Pet Care Advice 》 Understanding Atopic Dermatitis

Dogs can suffer from allergies, just like humans. In this article, we provide information on how to identify atopic dermatitis and the treatment options available.

The most common type of allergic skin disease in dogs is atopic dermatitis or atopy. This is a genetically predisposed hypersensitivity to allergens found in animal dander, pollen, plants, and insects, but they can also be sensitive to drugs and food as well.

Atopic Dermatitis

What are the symptoms of atopic dermatitis?

 

In dogs, signs typically start before the age of three years old and may include:

  • Generalised redness and/or itchiness – e.g. rubbing the face, licking feet
  • Secondary problems from persistent itching – e.g. self-trauma, hair loss, thickened skin, bacterial skin infections
  • Concurrent signs of allergy – e.g. conjunctivitis, reverse sneezing, gastrointestinal signs

Triggers may include flea, food and/or environmental allergens (e.g. dust mites, pollens).

 

Diagnosing and treating atopic dermatitis

In order to diagnose atopy, your vet needs to rule out all other causes of itchiness, including parasites, fungal and bacterial infections, food allergies and contact allergies. It is important to do this thoroughly, as atopy may require long term medication, and anti-inflammatory treatment for atopy may make other types of skin disease (e.g. demodectic mange) worse.
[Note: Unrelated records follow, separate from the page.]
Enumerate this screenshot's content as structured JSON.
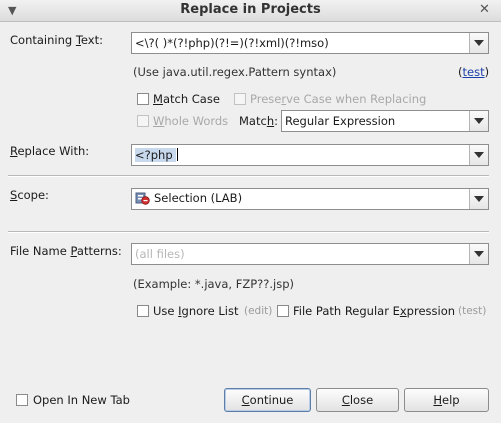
{
  "window": {
    "title": "Replace in Projects"
  },
  "containing_text": {
    "label_pre": "Containing ",
    "label_ul": "T",
    "label_post": "ext:",
    "value": "<\\?( )*(?!php)(?!=)(?!xml)(?!mso)",
    "hint": "(Use java.util.regex.Pattern syntax)",
    "test_open": "(",
    "test_link": "test",
    "test_close": ")"
  },
  "options": {
    "match_case": {
      "pre": "",
      "ul": "M",
      "post": "atch Case",
      "checked": false
    },
    "preserve_case": {
      "pre": "Prese",
      "ul": "r",
      "post": "ve Case when Replacing",
      "checked": false,
      "disabled": true
    },
    "whole_words": {
      "pre": "",
      "ul": "W",
      "post": "hole Words",
      "checked": false,
      "disabled": true
    },
    "match_label_pre": "Matc",
    "match_label_ul": "h",
    "match_label_post": ":",
    "match_value": "Regular Expression"
  },
  "replace_with": {
    "label_pre": "",
    "label_ul": "R",
    "label_post": "eplace With:",
    "value": "<?php "
  },
  "scope": {
    "label_pre": "",
    "label_ul": "S",
    "label_post": "cope:",
    "value": "Selection (LAB)",
    "icon": "project-icon"
  },
  "file_patterns": {
    "label_pre": "File Name ",
    "label_ul": "P",
    "label_post": "atterns:",
    "placeholder": "(all files)",
    "example": "(Example: *.java, FZP??.jsp)"
  },
  "ignore": {
    "use_ignore_pre": "Use ",
    "use_ignore_ul": "I",
    "use_ignore_post": "gnore List",
    "edit": "(edit)",
    "file_path_pre": "File Path Regular E",
    "file_path_ul": "x",
    "file_path_post": "pression",
    "test": "(test)"
  },
  "footer": {
    "open_new_tab": "Open In New Tab",
    "continue_pre": "",
    "continue_ul": "C",
    "continue_post": "ontinue",
    "close_pre": "",
    "close_ul": "C",
    "close_post": "lose",
    "help_pre": "",
    "help_ul": "H",
    "help_post": "elp"
  },
  "colors": {
    "accent": "#5d7ea9",
    "selection": "#c8d9ee",
    "link": "#1a3fa8"
  }
}
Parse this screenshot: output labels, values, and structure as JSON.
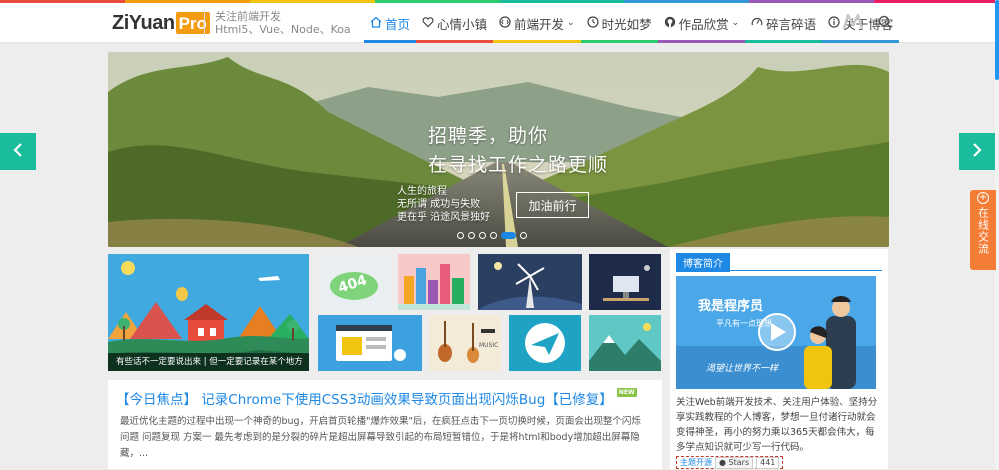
{
  "colors": {
    "rainbow": [
      "#e74c3c",
      "#f39c12",
      "#f1c40f",
      "#2ecc71",
      "#1abc9c",
      "#3498db",
      "#9b59b6",
      "#e91e63"
    ],
    "accent": "#1e88e5",
    "teal": "#1abc9c",
    "orange": "#f47c34"
  },
  "brand": {
    "name": "ZiYuan",
    "badge": "Pro"
  },
  "slogan": {
    "line1": "关注前端开发",
    "line2": "Html5、Vue、Node、Koa"
  },
  "nav": [
    {
      "label": "首页",
      "icon": "home-icon",
      "active": true,
      "bar": "#1e88e5"
    },
    {
      "label": "心情小镇",
      "icon": "heart-icon",
      "bar": "#e74c3c"
    },
    {
      "label": "前端开发",
      "icon": "code-icon",
      "dropdown": true,
      "bar": "#f1c40f"
    },
    {
      "label": "时光如梦",
      "icon": "clock-icon",
      "bar": "#2ecc71"
    },
    {
      "label": "作品欣赏",
      "icon": "github-icon",
      "dropdown": true,
      "bar": "#9b59b6"
    },
    {
      "label": "碎言碎语",
      "icon": "gauge-icon",
      "bar": "#1abc9c"
    },
    {
      "label": "关于博客",
      "icon": "info-icon",
      "bar": "#3498db"
    }
  ],
  "banner": {
    "title_line1": "招聘季，助你",
    "title_line2": "在寻找工作之路更顺",
    "sub_line1": "人生的旅程",
    "sub_line2": "无所谓 成功与失败",
    "sub_line3": "更在乎 沿途风景独好",
    "button": "加油前行",
    "dot_count": 6,
    "active_dot": 4
  },
  "float_chat": {
    "label": "在线交流"
  },
  "feature": {
    "caption": "有些话不一定要说出来 | 但一定要记录在某个地方"
  },
  "post": {
    "title": "【今日焦点】 记录Chrome下使用CSS3动画效果导致页面出现闪烁Bug【已修复】",
    "badge": "NEW",
    "excerpt": "最近优化主题的过程中出现一个神奇的bug，开启首页轮播\"爆炸效果\"后，在疯狂点击下一页切换时候，页面会出现整个闪烁问题 问题复现 方案一 最先考虑到的是分裂的碎片是超出屏幕导致引起的布局短暂错位，于是将html和body增加超出屏幕隐藏，..."
  },
  "sidebar": {
    "heading": "博客简介",
    "image_title": "我是程序员",
    "image_sub": "平凡有一点理想",
    "image_slogan": "渴望让世界不一样",
    "text": "关注Web前端开发技术、关注用户体验、坚持分享实践教程的个人博客，梦想一旦付诸行动就会变得神圣，再小的努力乘以365天都会伟大，每多学点知识就可少写一行代码。",
    "github_label": "主题开源",
    "stars_label": "Stars",
    "stars_count": "441"
  }
}
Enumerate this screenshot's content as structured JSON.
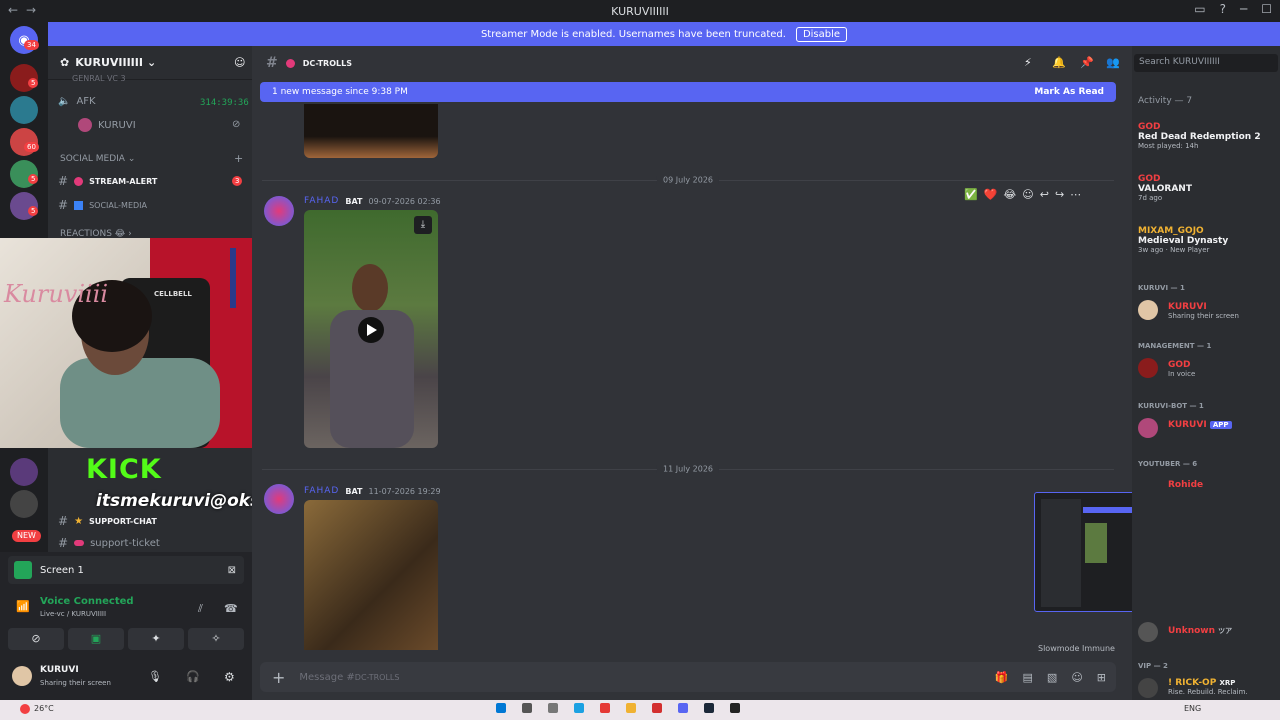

Ask your veterinarian for a comprehensive assessment and advice.

 

Long-term treatment can be undertaken with anti-inflammatory drugs, such as (‘Apoquel’), cyclosporine (‘Atopica’) or prednisolone (a steroid). Your veterinarian can advise you on the relative advantages and disadvantages of each drug, and will usually aim to prescribe the medication at the lowest effective dose.

 

Living with and managing atopy

Atopic dermatitis isn’t easy to treat. In the short term, anti-itch shampoos can help to alleviate your pet’s symptoms, but in the long term, the dog must visit a veterinarian on a regular basis in order to manage the condition actively. If your veterinarian has identified the allergies that provide the trigger, they will be able to provide guidance on how to avoid these in your home environment and surrounding area.